CQC

In early 2018 the Care Quality Commission (CQC) published its full report into our Trust. This followed a comprehensive inspection in September 2017.

While we were given an overall rating of Requires Improvement, at our CQC Quality Summit on the 28th February 2018 Jane Ray, the CQC’s Head of Hospital Inspection for Mental Health in London, said we just missed out on receiving a Trust-wide Good rating. This was based on significant improvements seen since the CQC’s previous inspection in 2015.

The CQC provided us with a chart of our performance across their five domains for inspection: Safe; Caring; Effective; Responsive; Well-led. And, we received Good for three of those domains - Caring; Responsive and Well-led.

Two services were also rated as being Outstanding:

  • Specialist Forensic Services;
  • Community-based Mental Health Services for Older People

This is a great accolade for us and we must share this excellence more widely across the Trust.

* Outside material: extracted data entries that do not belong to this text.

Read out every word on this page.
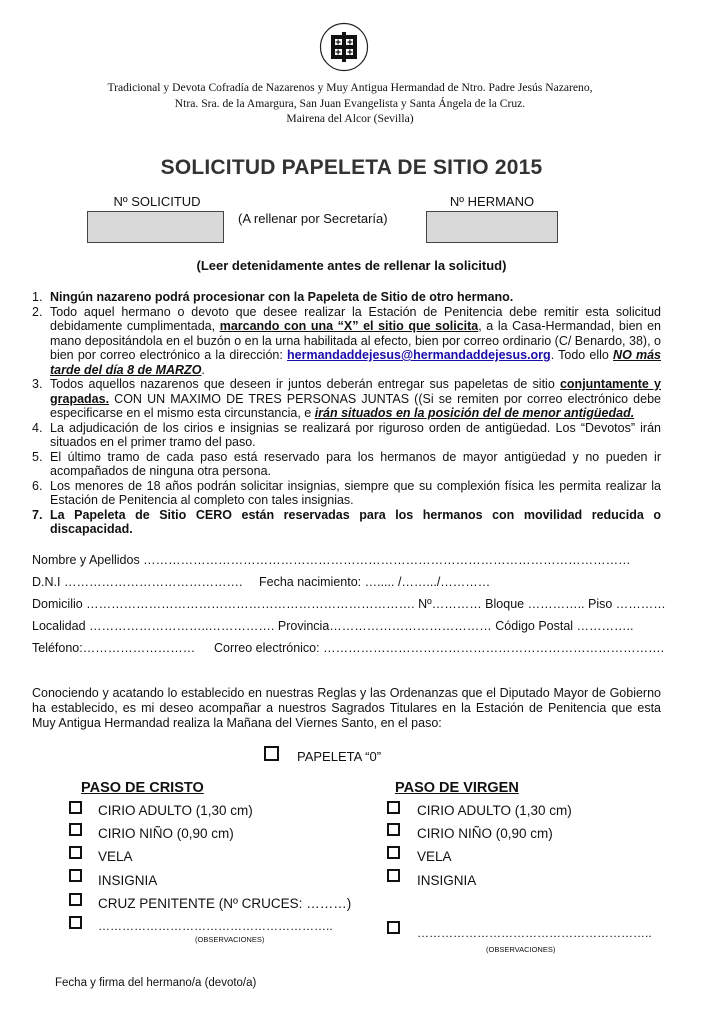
Tradicional y Devota Cofradía de Nazarenos y Muy Antigua Hermandad de Ntro. Padre Jesús Nazareno,
Ntra. Sra. de la Amargura, San Juan Evangelista y Santa Ángela de la Cruz.
Mairena del Alcor (Sevilla)
SOLICITUD PAPELETA DE SITIO 2015
Nº SOLICITUD	Nº HERMANO
(A rellenar por Secretaría)
(Leer detenidamente antes de rellenar la solicitud)
1. Ningún nazareno podrá procesionar con la Papeleta de Sitio de otro hermano.
2. Todo aquel hermano o devoto que desee realizar la Estación de Penitencia debe remitir esta solicitud debidamente cumplimentada, marcando con una “X” el sitio que solicita, a la Casa-Hermandad, bien en mano depositándola en el buzón o en la urna habilitada al efecto, bien por correo ordinario (C/ Benardo, 38), o bien por correo electrónico a la dirección: hermandaddejesus@hermandaddejesus.org. Todo ello NO más tarde del día 8 de MARZO.
3. Todos aquellos nazarenos que deseen ir juntos deberán entregar sus papeletas de sitio conjuntamente y grapadas. CON UN MAXIMO DE TRES PERSONAS JUNTAS ((Si se remiten por correo electrónico debe especificarse en el mismo esta circunstancia, e irán situados en la posición del de menor antigüedad.
4. La adjudicación de los cirios e insignias se realizará por riguroso orden de antigüedad. Los “Devotos” irán situados en el primer tramo del paso.
5. El último tramo de cada paso está reservado para los hermanos de mayor antigüedad y no pueden ir acompañados de ninguna otra persona.
6. Los menores de 18 años podrán solicitar insignias, siempre que su complexión física les permita realizar la Estación de Penitencia al completo con tales insignias.
7. La Papeleta de Sitio CERO están reservadas para los hermanos con movilidad reducida o discapacidad.
Nombre y Apellidos ………………………………………………………………………………………………………
D.N.I ……………………………………. Fecha nacimiento: …..... /…….../…………
Domicilio ……………………………………………………………………. Nº………… Bloque ………….. Piso …………
Localidad ………………………..……………. Provincia………………………………… Código Postal …………..
Teléfono:……………………… Correo electrónico: ……………………………………………………………………….
Conociendo y acatando lo establecido en nuestras Reglas y las Ordenanzas que el Diputado Mayor de Gobierno ha establecido, es mi deseo acompañar a nuestros Sagrados Titulares en la Estación de Penitencia que esta Muy Antigua Hermandad realiza la Mañana del Viernes Santo, en el paso:
PAPELETA “0”
PASO DE CRISTO
CIRIO ADULTO (1,30 cm)
CIRIO NIÑO (0,90 cm)
VELA
INSIGNIA
CRUZ PENITENTE (Nº CRUCES: ………)
…………………………………………………..
(OBSERVACIONES)
PASO DE VIRGEN
CIRIO ADULTO (1,30 cm)
CIRIO NIÑO (0,90 cm)
VELA
INSIGNIA
…………………………………………………..
(OBSERVACIONES)
Fecha y firma del hermano/a (devoto/a)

A few positive things the inspectors highlighted from the report are:

  • Of the 12 separate mental health and community health services visited eight were rated as good or Outstanding, and four as Requires Improvement
  • Most staff felt proud to work for BEH and were committed to ensuring they delivered good care for patients. Most staff supported patients with kindness, respect and support
  • Staff in the outstanding community based mental health services for older people and forensic/secure inpatient wards worked in partnership with patients and carers to plan care and develop services that were responsive to their needs. Staff had supported patients in the forensic/secure inpatient wards to deliver self-catering food
  • Staff in forensic inpatient/secure wards supported patients to give feedback. Patients described positive changes resulting from their input including the introduction of mobile phones, laptops and self-catering on the wards
  • The Trust had engaged with patients, carers, staff and stakeholders to develop the Trust values. Staff appreciated the interactive training available to help them understand how to apply these values in their work
  • Trust leadership was open. BEH engaged well with staff and encouraged them to raise concerns when they had them. Many staff told the CQC they found the Trust a good place to work
  • Trust systems enabled staff to escalate risks. In most areas, senior leaders knew where areas of concern were and had plans to address these
  • Staff took consideration of the needs of patients and put in place plans to support them. Staff established close links with local community organisations to provide patients with personalised support
  • Stable leadership was provided to the Trust through the Board and the executive leadership team who had an appropriate range of skills, knowledge and experience

However, the inspectors also noted issues, some of which are highlighted below:

  • Staff found it hard to keep patients safe and protect their privacy and dignity because some of the Trust’s buildings were old and did not provide a good environment for patient care. Some patients at St Ann’s hospital were required to sleep in dormitory rooms. Patients who needed access to seclusion rooms sometimes had to be moved through public areas and had to use bathrooms that contained potential ligature anchor points. The Trust had improved many ward environments since the last inspection and had proposals to rebuild St Ann’s hospital, but it needed to continue work to improve all environments
  • Staff in three of the core services did not always complete and update risk assessments in sufficient detail to ensure they managed risks to patients and themselves. Staff in the acute wards for adults of working age and psychiatric intensive care units did not complete physical health checks for patients following rapid tranquilisation
  • The Trust still needed to embed improvements in physical health monitoring and planning especially in community services for adults with mental health needs. Staff did not always ensure, in partnership with GPs, that patients had received physical health monitoring. Staff in wards for older people with mental health problems did not complete diabetes care plans for patients that required them
  • Staff did not always receive regular formal supervision. In some teams managers did not record when staff completed formal supervision or what had been discussed

The Trust already has an action plan in place to focus on any areas highlighted by the CQC, and this work is ongoing.

Andy Graham, BEH’s Interim CEO says: “Staff have done a fantastic job helping the Trust improve services and the care provided to patients. We narrowly missed out on Good, but I think aiming for Good isn’t good enough for us. I want our Trust to become an Outstanding organisation. We already have two Outstanding services with our Specialist Forensic Services and our Community-based Mental Health Services for Older People. There is no reason our other services can’t follow suit, and that is why the Board and I will be striving for outstanding over the next couple of years.”